67.     Antes de mais, todos os órgãos jurisdicionais de reenvio pretendem essencialmente saber se o artigo 6.°, primeiro travessão, da primeira directiva apenas prevê sanções apropriadas para as situações de não publicação das contas anuais  (37) ou se, além disso, também se aplica às situações em que foram publicadas contas anuais com conteúdo não fidedigno  (38) .

68.     De acordo com o seu teor, o artigo 6.°, primeiro travessão, da primeira directiva obriga os Estados‑Membros a preverem sanções apropriadas para afalta de publicidade das contas anuais, nos termos prescritos no artigo 2.°, n.° 1, alínea f), desta directiva  (39) .
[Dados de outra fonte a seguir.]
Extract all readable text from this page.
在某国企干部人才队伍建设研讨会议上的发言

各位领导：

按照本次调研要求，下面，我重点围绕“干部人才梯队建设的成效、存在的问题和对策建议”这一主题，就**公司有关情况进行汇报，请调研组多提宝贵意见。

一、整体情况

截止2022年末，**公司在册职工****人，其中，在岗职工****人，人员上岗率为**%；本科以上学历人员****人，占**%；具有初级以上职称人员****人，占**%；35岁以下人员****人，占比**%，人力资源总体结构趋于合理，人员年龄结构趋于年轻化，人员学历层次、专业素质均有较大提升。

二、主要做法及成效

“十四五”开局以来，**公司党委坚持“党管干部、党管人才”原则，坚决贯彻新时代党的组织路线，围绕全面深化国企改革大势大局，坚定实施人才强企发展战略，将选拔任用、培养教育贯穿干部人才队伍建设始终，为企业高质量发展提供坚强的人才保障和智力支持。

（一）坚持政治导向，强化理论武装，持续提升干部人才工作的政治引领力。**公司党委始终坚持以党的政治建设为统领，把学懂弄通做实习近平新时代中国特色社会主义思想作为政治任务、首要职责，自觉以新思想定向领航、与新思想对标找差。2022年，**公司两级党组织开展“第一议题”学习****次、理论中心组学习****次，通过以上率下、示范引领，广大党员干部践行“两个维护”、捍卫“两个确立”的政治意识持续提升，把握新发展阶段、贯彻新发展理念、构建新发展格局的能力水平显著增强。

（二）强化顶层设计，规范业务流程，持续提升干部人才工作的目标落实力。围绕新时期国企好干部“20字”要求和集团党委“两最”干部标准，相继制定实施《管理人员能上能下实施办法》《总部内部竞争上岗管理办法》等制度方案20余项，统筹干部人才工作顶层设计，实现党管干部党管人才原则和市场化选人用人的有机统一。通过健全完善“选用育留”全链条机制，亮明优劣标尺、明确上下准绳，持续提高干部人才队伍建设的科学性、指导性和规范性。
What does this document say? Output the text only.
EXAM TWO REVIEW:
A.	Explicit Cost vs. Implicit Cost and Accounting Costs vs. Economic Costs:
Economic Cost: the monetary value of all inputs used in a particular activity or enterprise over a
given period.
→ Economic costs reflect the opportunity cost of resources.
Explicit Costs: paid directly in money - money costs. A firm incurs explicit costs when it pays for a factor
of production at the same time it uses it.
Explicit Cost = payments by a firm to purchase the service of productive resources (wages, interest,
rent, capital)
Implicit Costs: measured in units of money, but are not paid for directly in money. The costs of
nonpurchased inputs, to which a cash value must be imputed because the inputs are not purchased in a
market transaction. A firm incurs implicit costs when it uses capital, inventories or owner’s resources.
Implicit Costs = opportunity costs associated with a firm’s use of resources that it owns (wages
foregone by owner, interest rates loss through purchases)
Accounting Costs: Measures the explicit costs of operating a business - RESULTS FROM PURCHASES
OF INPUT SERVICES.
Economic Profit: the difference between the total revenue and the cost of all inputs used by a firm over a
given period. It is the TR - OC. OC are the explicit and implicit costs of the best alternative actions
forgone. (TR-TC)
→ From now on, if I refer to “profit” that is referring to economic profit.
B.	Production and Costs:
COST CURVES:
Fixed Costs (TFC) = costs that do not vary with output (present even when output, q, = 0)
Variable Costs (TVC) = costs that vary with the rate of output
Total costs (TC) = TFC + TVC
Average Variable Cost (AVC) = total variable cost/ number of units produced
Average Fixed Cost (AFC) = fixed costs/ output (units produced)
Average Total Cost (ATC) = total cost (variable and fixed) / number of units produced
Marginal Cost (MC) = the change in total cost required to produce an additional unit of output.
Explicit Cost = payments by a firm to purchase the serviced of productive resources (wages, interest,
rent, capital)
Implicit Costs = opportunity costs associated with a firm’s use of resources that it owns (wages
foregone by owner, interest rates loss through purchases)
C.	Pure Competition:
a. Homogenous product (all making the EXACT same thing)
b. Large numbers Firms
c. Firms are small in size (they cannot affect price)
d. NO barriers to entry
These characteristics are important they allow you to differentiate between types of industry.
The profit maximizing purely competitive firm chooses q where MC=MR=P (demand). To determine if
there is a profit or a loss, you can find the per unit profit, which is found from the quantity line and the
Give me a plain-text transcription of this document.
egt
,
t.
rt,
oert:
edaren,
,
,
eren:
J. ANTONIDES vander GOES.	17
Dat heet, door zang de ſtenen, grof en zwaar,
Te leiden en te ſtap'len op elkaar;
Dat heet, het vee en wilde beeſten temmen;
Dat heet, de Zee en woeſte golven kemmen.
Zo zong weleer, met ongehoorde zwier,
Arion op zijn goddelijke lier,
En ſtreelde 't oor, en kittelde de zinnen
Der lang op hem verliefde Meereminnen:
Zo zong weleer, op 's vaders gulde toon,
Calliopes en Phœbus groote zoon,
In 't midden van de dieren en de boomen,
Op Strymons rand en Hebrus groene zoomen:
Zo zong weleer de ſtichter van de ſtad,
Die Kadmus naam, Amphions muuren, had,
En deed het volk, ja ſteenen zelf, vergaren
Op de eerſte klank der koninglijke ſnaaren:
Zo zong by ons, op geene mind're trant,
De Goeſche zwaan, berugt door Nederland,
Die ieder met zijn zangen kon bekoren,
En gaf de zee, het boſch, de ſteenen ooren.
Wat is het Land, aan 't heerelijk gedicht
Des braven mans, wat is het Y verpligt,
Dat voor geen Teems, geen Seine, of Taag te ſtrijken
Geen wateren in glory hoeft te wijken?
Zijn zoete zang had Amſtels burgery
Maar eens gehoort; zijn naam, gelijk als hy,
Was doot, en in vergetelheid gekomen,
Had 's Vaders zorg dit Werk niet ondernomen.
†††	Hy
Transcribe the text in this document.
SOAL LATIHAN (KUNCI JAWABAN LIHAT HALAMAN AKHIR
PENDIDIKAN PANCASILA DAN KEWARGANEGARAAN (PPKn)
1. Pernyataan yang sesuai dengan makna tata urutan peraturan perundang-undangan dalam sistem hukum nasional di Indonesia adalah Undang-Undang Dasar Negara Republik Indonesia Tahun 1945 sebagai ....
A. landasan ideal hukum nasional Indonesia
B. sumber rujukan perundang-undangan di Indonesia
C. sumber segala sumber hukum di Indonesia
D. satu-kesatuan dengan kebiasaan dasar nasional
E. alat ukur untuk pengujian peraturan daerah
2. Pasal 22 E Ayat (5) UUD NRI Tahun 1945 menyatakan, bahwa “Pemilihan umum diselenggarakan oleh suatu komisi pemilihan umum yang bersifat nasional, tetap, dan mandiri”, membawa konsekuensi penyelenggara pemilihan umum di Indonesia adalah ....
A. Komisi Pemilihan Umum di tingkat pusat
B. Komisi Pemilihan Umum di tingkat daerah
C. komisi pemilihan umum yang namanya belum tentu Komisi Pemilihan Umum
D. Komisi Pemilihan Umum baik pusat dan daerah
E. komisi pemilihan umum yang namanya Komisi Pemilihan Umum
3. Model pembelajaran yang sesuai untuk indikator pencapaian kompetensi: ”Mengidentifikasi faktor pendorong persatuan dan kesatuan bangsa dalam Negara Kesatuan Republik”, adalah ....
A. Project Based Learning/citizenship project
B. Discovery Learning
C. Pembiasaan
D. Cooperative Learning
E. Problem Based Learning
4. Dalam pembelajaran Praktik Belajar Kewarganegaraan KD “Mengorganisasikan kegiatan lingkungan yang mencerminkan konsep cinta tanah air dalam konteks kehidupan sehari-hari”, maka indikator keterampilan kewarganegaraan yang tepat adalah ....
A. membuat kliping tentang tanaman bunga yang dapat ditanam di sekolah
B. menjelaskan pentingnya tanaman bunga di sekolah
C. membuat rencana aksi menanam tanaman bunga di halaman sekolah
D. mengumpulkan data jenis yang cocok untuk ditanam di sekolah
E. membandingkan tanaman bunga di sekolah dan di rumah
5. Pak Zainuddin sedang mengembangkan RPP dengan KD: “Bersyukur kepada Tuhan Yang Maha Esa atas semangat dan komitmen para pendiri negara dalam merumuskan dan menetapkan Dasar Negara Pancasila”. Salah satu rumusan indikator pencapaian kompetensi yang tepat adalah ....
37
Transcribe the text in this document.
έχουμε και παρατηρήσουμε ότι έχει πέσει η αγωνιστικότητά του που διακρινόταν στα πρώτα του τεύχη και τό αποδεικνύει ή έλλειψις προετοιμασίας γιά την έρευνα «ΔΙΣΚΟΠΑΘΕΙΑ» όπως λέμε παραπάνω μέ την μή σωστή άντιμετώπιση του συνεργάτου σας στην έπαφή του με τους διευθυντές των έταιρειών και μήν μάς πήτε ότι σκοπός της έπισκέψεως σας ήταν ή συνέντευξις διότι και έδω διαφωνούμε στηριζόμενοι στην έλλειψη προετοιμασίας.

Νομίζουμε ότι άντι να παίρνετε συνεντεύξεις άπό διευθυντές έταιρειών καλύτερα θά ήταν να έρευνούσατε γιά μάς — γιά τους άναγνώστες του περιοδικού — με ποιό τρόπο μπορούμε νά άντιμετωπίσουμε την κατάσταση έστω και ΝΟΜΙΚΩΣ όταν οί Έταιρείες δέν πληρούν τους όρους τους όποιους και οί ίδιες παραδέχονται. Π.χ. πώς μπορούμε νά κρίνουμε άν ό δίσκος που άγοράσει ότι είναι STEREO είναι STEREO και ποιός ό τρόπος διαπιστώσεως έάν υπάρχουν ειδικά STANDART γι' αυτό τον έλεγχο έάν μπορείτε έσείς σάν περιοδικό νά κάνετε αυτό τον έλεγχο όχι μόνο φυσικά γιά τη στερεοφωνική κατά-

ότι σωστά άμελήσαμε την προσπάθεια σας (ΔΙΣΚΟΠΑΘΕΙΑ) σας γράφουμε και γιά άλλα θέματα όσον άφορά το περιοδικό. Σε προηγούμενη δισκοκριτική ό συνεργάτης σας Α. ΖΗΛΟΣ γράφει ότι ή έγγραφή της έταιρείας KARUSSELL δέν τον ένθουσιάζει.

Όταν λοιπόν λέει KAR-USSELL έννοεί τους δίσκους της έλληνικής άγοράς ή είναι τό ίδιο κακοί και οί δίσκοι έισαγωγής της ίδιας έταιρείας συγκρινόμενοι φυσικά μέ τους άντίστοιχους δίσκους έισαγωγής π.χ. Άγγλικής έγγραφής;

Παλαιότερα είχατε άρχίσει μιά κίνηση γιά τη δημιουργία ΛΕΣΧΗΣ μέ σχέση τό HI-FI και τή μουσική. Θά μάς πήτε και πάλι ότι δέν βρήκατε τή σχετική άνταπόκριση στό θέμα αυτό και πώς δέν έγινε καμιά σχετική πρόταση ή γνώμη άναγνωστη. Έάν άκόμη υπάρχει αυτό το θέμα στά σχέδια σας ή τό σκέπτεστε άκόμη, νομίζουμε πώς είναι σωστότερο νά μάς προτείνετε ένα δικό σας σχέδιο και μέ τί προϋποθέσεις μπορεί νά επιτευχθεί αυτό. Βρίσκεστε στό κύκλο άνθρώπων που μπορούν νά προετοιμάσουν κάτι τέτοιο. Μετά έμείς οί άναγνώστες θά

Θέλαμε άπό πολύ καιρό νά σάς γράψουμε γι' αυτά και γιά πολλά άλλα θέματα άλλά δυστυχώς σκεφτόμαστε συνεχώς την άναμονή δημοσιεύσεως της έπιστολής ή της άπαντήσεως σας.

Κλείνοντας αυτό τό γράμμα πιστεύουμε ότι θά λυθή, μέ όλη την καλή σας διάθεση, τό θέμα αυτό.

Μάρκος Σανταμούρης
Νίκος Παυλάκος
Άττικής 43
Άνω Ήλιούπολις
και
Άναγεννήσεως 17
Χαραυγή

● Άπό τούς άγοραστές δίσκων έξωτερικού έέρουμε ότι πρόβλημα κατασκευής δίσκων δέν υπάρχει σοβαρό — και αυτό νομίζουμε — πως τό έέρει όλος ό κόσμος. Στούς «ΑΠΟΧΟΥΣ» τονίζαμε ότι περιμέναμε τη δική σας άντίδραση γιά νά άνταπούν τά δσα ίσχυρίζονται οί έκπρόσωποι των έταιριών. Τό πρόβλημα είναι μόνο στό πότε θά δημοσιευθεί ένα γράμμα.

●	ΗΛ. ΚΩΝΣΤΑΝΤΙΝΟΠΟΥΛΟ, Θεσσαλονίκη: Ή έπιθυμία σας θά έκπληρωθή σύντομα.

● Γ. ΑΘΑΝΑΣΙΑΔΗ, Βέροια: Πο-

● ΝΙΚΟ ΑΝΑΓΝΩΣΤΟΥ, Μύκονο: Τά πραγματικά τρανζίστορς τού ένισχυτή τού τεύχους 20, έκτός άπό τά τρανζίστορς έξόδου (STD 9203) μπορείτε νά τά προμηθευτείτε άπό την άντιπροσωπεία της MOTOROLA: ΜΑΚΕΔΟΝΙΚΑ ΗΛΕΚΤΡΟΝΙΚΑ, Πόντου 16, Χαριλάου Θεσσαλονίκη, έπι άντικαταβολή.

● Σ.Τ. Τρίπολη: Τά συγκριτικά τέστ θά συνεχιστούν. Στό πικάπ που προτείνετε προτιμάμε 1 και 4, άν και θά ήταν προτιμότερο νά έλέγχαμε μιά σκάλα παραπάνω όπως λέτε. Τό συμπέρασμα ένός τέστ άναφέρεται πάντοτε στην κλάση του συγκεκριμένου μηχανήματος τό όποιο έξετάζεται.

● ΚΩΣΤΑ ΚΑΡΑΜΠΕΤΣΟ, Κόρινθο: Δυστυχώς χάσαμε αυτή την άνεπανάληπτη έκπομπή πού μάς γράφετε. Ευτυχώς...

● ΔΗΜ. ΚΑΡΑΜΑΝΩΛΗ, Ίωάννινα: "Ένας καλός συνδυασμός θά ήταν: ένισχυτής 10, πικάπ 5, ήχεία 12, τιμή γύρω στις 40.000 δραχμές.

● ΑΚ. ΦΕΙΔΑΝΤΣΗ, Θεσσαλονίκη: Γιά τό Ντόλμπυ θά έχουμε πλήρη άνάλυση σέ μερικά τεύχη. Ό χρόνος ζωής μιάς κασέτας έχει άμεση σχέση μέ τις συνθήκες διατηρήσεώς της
69.     Contrariamente ao entendimento da Comissão e à posição do Ministério Público nos dois processos, os arguidos Berlusconi e Dell’Utri, em consonância com o Governo italiano, partem do princípio de que, tendo em consideração este teor, a obrigação de prever sanções apropriadas apenas contém uma harmonização mínima e não se alarga à publicação de contas anuais falsas. A primeira directiva apenas prevê uma «publicidade formal». Um aperfeiçoamento em termos de conteúdo da referida publicidade apenas foi introduzido pela quarta directiva, que não contém, no entanto, qualquer disposição autónoma relativa a sanções equiparável ao artigo 6.° da primeira directiva.

70.     Em relação a este aspecto, deve antes de mais reconhecer‑se que o teor do artigo 6.° da primeira directiva não é tão inequívoco como se dá a entender. A disposição também pode ser entendida no sentido de que também devem ser previstas sanções para a falta da publicidade prescrita, ou seja, para a falta de publicidade de uma conta anual correcta em termos de conteúdo, na acepção dos artigos 2.° e 47.°, n.° 1, primeiro parágrafo, da quarta directiva, em conjugação com o artigo 3.° da primeira directiva, indo além da situação de simples falta de toda e qualquer publicidade.

71.     Mesmo que se tenha em conta o ponto de vista estrito defendido pelos arguidos e pelo Governo italiano, seria necessário ter em consideração o seguinte: segundo jurisprudência constante, para a interpretação de uma disposição de direito comunitário, há que ter em conta não apenas os seus termos, mas também o seu contexto e os objectivos prosseguidos pela regulamentação em que está integrada  (40) . Da análise do contexto regulamentar, bem como dos objectivos da primeira directiva, resulta o seguinte.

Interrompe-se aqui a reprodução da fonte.